Section 5.1: The corporate sustainability journey
Section 5.2: The role of values in corporate citizenship
Section 5.3: Corporate culture and sustainability
Individuals, including you and me, very often disagree on the severity, importance, and priority of different environmental problems such as climate change, loss of biodiversity, and pollution. These differences in opinion arise from different worldviews each of us possesses.
Environmental worldviews are a person’s thoughts about how the world operates, and beliefs about what their role in the world should be. These thoughts are primarily influenced by our personal and environmental ethics—what is right or wrong in humanity’s treatment of the natural environment, and how environmental issues that arise should be addressed.

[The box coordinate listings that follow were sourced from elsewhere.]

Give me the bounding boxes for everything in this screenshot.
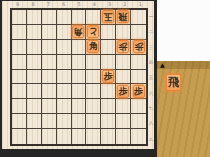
rank-labels: 一二三四五六七八九 — [148, 8, 154, 146]
shogi-piece-gote[interactable]: と — [87, 25, 99, 38]
board-cell[interactable] — [101, 40, 116, 55]
board-cell[interactable] — [86, 114, 101, 129]
shogi-piece-sente[interactable]: 角 — [87, 40, 99, 53]
shogi-piece-sente[interactable]: 歩 — [133, 85, 145, 98]
board-cell[interactable] — [131, 55, 146, 70]
board-cell[interactable] — [27, 55, 42, 70]
rank-label: 二 — [148, 24, 153, 38]
board-cell[interactable] — [12, 129, 27, 144]
board-cell[interactable] — [27, 25, 42, 40]
board-cell[interactable] — [12, 70, 27, 85]
board-cell[interactable] — [116, 70, 131, 85]
board-cell[interactable] — [57, 99, 72, 114]
board-cell[interactable] — [101, 99, 116, 114]
board-cell[interactable] — [72, 70, 87, 85]
board-cell[interactable] — [12, 99, 27, 114]
board-cell[interactable] — [27, 114, 42, 129]
board-cell[interactable] — [116, 129, 131, 144]
board-cell[interactable] — [131, 70, 146, 85]
board-cell[interactable] — [101, 114, 116, 129]
board-cell[interactable] — [57, 129, 72, 144]
hand-piece-rook[interactable]: 飛 — [166, 74, 181, 91]
board-cell[interactable]: 歩 — [101, 70, 116, 85]
board-cell[interactable]: 歩 — [131, 84, 146, 99]
file-label: 1 — [133, 1, 148, 8]
rank-label: 三 — [148, 39, 153, 53]
board-cell[interactable] — [27, 84, 42, 99]
rank-label: 五 — [148, 70, 153, 84]
board-cell[interactable]: 歩 — [131, 40, 146, 55]
board-cell[interactable] — [42, 25, 57, 40]
board-grid[interactable]: 玉飛角と角歩歩歩歩歩 — [10, 8, 148, 146]
shogi-piece-gote[interactable]: 角 — [72, 25, 84, 38]
board-cell[interactable] — [72, 99, 87, 114]
rank-label: 九 — [148, 131, 153, 145]
side-panel — [157, 0, 210, 61]
file-label: 6 — [56, 1, 71, 8]
shogi-board: 987654321 一二三四五六七八九 玉飛角と角歩歩歩歩歩 — [2, 1, 154, 149]
board-cell[interactable] — [12, 25, 27, 40]
board-cell[interactable] — [27, 10, 42, 25]
board-cell[interactable] — [42, 114, 57, 129]
board-cell[interactable] — [27, 129, 42, 144]
board-cell[interactable] — [42, 10, 57, 25]
board-cell[interactable]: 玉 — [101, 10, 116, 25]
shogi-app: 987654321 一二三四五六七八九 玉飛角と角歩歩歩歩歩 ▲ 飛 — [0, 0, 210, 157]
board-cell[interactable] — [57, 70, 72, 85]
shogi-piece-sente[interactable]: 歩 — [117, 85, 129, 98]
board-cell[interactable] — [131, 114, 146, 129]
board-cell[interactable] — [86, 55, 101, 70]
board-cell[interactable]: 角 — [86, 40, 101, 55]
board-cell[interactable] — [72, 55, 87, 70]
rank-label: 七 — [148, 101, 153, 115]
file-label: 4 — [87, 1, 102, 8]
board-cell[interactable] — [131, 25, 146, 40]
board-cell[interactable] — [101, 84, 116, 99]
rank-label: 一 — [148, 9, 153, 23]
board-cell[interactable] — [101, 129, 116, 144]
hand-area: 飛 — [157, 69, 210, 157]
board-cell[interactable] — [42, 55, 57, 70]
sente-marker-icon: ▲ — [160, 61, 165, 69]
board-cell[interactable] — [131, 10, 146, 25]
board-cell[interactable] — [86, 129, 101, 144]
file-label: 3 — [102, 1, 117, 8]
shogi-piece-gote[interactable]: 歩 — [117, 40, 129, 53]
board-cell[interactable] — [101, 55, 116, 70]
board-cell[interactable] — [131, 99, 146, 114]
board-cell[interactable] — [72, 40, 87, 55]
board-cell[interactable] — [12, 84, 27, 99]
file-label: 7 — [41, 1, 56, 8]
shogi-piece-sente[interactable]: 歩 — [102, 70, 114, 83]
board-cell[interactable] — [57, 55, 72, 70]
board-cell[interactable] — [101, 25, 116, 40]
board-cell[interactable] — [72, 114, 87, 129]
board-cell[interactable] — [12, 40, 27, 55]
file-label: 5 — [71, 1, 86, 8]
file-labels: 987654321 — [10, 1, 148, 8]
board-cell[interactable]: 歩 — [116, 84, 131, 99]
board-cell[interactable] — [57, 84, 72, 99]
board-cell[interactable] — [72, 129, 87, 144]
sente-komadai: ▲ 飛 — [157, 61, 210, 157]
board-cell[interactable] — [86, 99, 101, 114]
board-cell[interactable] — [57, 25, 72, 40]
board-cell[interactable] — [27, 70, 42, 85]
board-cell[interactable] — [86, 84, 101, 99]
board-cell[interactable] — [12, 55, 27, 70]
board-cell[interactable]: 飛 — [116, 10, 131, 25]
board-cell[interactable] — [72, 84, 87, 99]
board-cell[interactable] — [72, 10, 87, 25]
board-cell[interactable] — [42, 129, 57, 144]
board-cell[interactable] — [42, 84, 57, 99]
board-cell[interactable] — [42, 99, 57, 114]
board-cell[interactable] — [27, 99, 42, 114]
board-cell[interactable] — [57, 114, 72, 129]
board-cell[interactable] — [12, 114, 27, 129]
komadai-header: ▲ — [157, 61, 210, 69]
board-cell[interactable] — [116, 55, 131, 70]
board-cell[interactable] — [12, 10, 27, 25]
board-cell[interactable]: 歩 — [116, 40, 131, 55]
board-cell[interactable] — [131, 129, 146, 144]
shogi-piece-gote[interactable]: 飛 — [117, 10, 129, 23]
board-cell[interactable] — [42, 40, 57, 55]
file-label: 9 — [10, 1, 25, 8]
board-cell[interactable] — [57, 40, 72, 55]
board-cell[interactable] — [116, 114, 131, 129]
shogi-piece-gote[interactable]: 玉 — [102, 10, 114, 23]
board-cell[interactable]: と — [86, 25, 101, 40]
rank-label: 八 — [148, 116, 153, 130]
board-cell[interactable] — [42, 70, 57, 85]
board-cell[interactable]: 角 — [72, 25, 87, 40]
board-cell[interactable] — [27, 40, 42, 55]
shogi-piece-gote[interactable]: 歩 — [133, 40, 145, 53]
board-cell[interactable] — [86, 70, 101, 85]
rank-label: 六 — [148, 85, 153, 99]
board-cell[interactable] — [57, 10, 72, 25]
board-cell[interactable] — [86, 10, 101, 25]
board-cell[interactable] — [116, 99, 131, 114]
rank-label: 四 — [148, 55, 153, 69]
file-label: 8 — [25, 1, 40, 8]
file-label: 2 — [117, 1, 132, 8]
board-cell[interactable] — [116, 25, 131, 40]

As a result, individuals, communities, societies, and nations differ widely in their worldview even if they have access to the same information, since the worldview affects how the issues are analyzed based on our values and assumptions.
Anthropocentric or Biocentric?
Environmental worldviews are either human centered – focused upon on the demands, needs, and wants of people, life centered – focused upon the needs and demands of all living organisms, or earth-centered – centered upon the sustenance of the entire biosphere or ecosystems as a whole. These environmental worldviews lie on a scale and can be visualized as concentric circles as seen below.
As our values shift outward, from human-centered to more earth-centered perspectives, we begin to value the environment and its components for more than the products and services they provide. In other words, we begin to place emphasis on intrinsic values over instrumental values.

The differences in worldviews frame how individuals consider environmental and social issues. Growing awareness of sustainability has spurred a gradual shift towards a more earth-centered view. The key characteristics of the three environmental worldviews are summarized in the table below.
Human Centered
Life Centered
Earth Centered
Concept
Planetary Management
Stewardship
Environmental Wisdom
Belief(s)
Humans are superior to all other life
We are entitled to utilize the environment and its components as we deem necessary to fulfill all our needs and wants
We have an ethical responsibility to care for the earth
We should encourage environmentally friendly forms of economic growth and discourage environmentally harmful practices
We are a part of, and totally dependent upon nature
Nature and the environment exists for all species including us.
All life forms have inherent value and should be respected
Perception of Nature
Earth has unlimited resources to be used by us
Nature can be altered to suit our needs.
Potential for economic growth is unlimited
Nature will probably not run out of resources, but we should not waste them
Natural resources are for our use but we must manage it well
Nature cannot, and should not be conquered
Everything in nature is interconnected
The planet does not have infinite resources
Resources should not be wasted
Not all resources are solely for our use
Management Perspective
Resource management and conservation are unnecessary
We can easily manage the earth’s life support systems for our benefit
Our success depends on our ability to manage our environment and earth’s life support systems for our benefit and for the rest of nature
We should encourage earth sustaining forms of economic growth and discourage degrading forms of growth
Our success depends on learning how nature sustains itself and integrating those lessons into our daily lives
Value
Egoistic
Altruistic/ Instrumental
Biospheric/ Intrinsic
While addressing social issues is often based on moral philosophies rooted in ethics, the human connection to the natural environment is more fundamentally derived from our evolutionary biology. The notion that there is a biological bases for humans’ valuation of the natural environment is known as biophilia. Over our evolutionary history, we have developed biological responses to the natural environment, which can be either positive such as looking at a pleasing landscape, or negative (“biophobia”) in scenarios that we have learned to fear, such as thunderstorms, snakes and spiders, and dark places (for many people).
Kellert (1993) described nine types of biophilia values that humans gain from the natural environment, summarized in the table below.
Type
Definition
Function
Utilitarian
Practical & material exploitation
Physical sustenance, security
Naturalistic
Satisfaction from contact with nature
Curiosity, outdoor skills, mental/physical development
Ecologistic-scientific
Study of structure, function, and relationships in nature
Knowledge, understanding, observation
Aesthetic
Physical appeal and beauty
Inspiration, harmony, peace, security
Symbolic
Use nature for metaphorical expression, language, etc
Communication, mental development
Humanistic
Affection, emotional attachment, love for nature
Group bonding, sharing, cooperation, companionship
Moralistic
Affinity, spiritual reverence, ethical concern
Order/meaning in life, kinship, affiliational ties
Dominionistic
Mastery, physical control, dominance
Mechanical skills, physical prowess, ability to subdue
Negativistic
Fear, aversion, alienation
Security, protection, safety
Source: Kellert, S.R. 1993. The biological basis for human values of nature. In, S.R. Kellert & E.O. Wilson (Eds.), The Biophilia Hypothesis (pp. 42-72). Washington: Island Press.
Environmental values are important, internal drivers that motivate people towards sustainability behaviors. This is because values, unlike other characteristics, are determined early on in our lifetimes, and remain fairly stable throughout a person’s life. Changing those values is therefore very difficult, but often a necessary step towards pro-environmental and pro-social behavior.